2012 International Symposium
Bruce Beutler, MD
Bruce Beutler was born in 1957, in Chicago, IL, and grew up in southern California. He received his undergraduate degree from UCSD in 1976 and his medical degree from the University of Chicago in 1981. After medical school, he completed two years of residency at UT Southwestern Medical Center in Dallas, studying internal medicine and neurology. He was a postdoctoral fellow and an assistant professor at the Rockefeller University (1983-1986). During those years, he isolated mouse tumor necrosis factor (TNF), and established that TNF acts as a key executor of the inflammatory response.
Returning to UT Southwestern in 1986 as an HHMI investigator, he designed a recombinant inhibitor of TNF that became widely used in clinical practice as Enbrel, or Etanercept. Between 1993 and 1998, he used a classical genetic approach to identify the mammalian LPS receptor. His discovery was recognized 13 years later by the 2011 Nobel Prize in Physiology or Medicine.
Moving to the Scripps Research Institute in 2000, Beutler developed the largest mouse mutagenesis program in the world, and applied a forward genetic approach to decipher the signaling pathways activated by TLRs.
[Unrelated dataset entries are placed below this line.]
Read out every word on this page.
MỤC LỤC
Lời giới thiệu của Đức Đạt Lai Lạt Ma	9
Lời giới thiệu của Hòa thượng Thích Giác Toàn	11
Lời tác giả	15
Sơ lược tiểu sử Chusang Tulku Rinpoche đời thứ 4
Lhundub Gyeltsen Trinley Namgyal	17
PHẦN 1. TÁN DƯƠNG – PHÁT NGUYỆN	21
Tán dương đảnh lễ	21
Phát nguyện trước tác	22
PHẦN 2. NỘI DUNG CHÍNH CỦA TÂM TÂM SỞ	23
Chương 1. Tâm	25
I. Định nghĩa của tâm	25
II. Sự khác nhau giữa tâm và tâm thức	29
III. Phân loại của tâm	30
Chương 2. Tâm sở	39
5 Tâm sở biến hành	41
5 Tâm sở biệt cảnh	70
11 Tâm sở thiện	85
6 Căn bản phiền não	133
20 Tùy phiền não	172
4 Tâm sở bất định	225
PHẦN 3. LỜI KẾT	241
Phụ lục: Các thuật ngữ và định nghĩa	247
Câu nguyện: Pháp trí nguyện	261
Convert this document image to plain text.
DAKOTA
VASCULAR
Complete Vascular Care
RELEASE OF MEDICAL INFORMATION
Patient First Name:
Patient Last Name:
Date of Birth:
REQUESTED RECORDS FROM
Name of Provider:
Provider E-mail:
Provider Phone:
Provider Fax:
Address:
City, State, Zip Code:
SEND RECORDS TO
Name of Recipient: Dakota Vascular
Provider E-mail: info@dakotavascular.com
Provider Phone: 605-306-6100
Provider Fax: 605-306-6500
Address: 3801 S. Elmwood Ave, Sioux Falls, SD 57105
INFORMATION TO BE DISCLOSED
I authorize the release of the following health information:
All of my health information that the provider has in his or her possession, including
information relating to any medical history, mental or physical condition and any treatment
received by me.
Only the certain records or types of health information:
He also identified many other molecules with non-redundant function in the immune response.
Dr. Beutler returned to UT Southwestern a third time in 2011, and is currently a regental professor and director of the Center for Genetics of Host Defense. He also holds the Raymond and Ellen Willie Distinguished Chair in Cancer Research in honor of Laverne and Raymond Willie, Sr.
Prior to receiving the Nobel Prize, Dr. Beutler received the Shaw Prize (2011), the Albany Medical Center Prize (2009), the Frederik B. Bang Award (2008), the Balzan Prize (2007), the Gran Prix Charles-Leopold-Mayer (2006), the William B. Coley Award (2005), the Robert-Koch-Prize (2004), and other honors recognizing his many contributions to the field of innate immunity. In 2008 he was elected to both the National Academy of Sciences and Institute of Medicine.
Dr. Beutler will be speaking about "How mammals sense infection" at this year's symposium.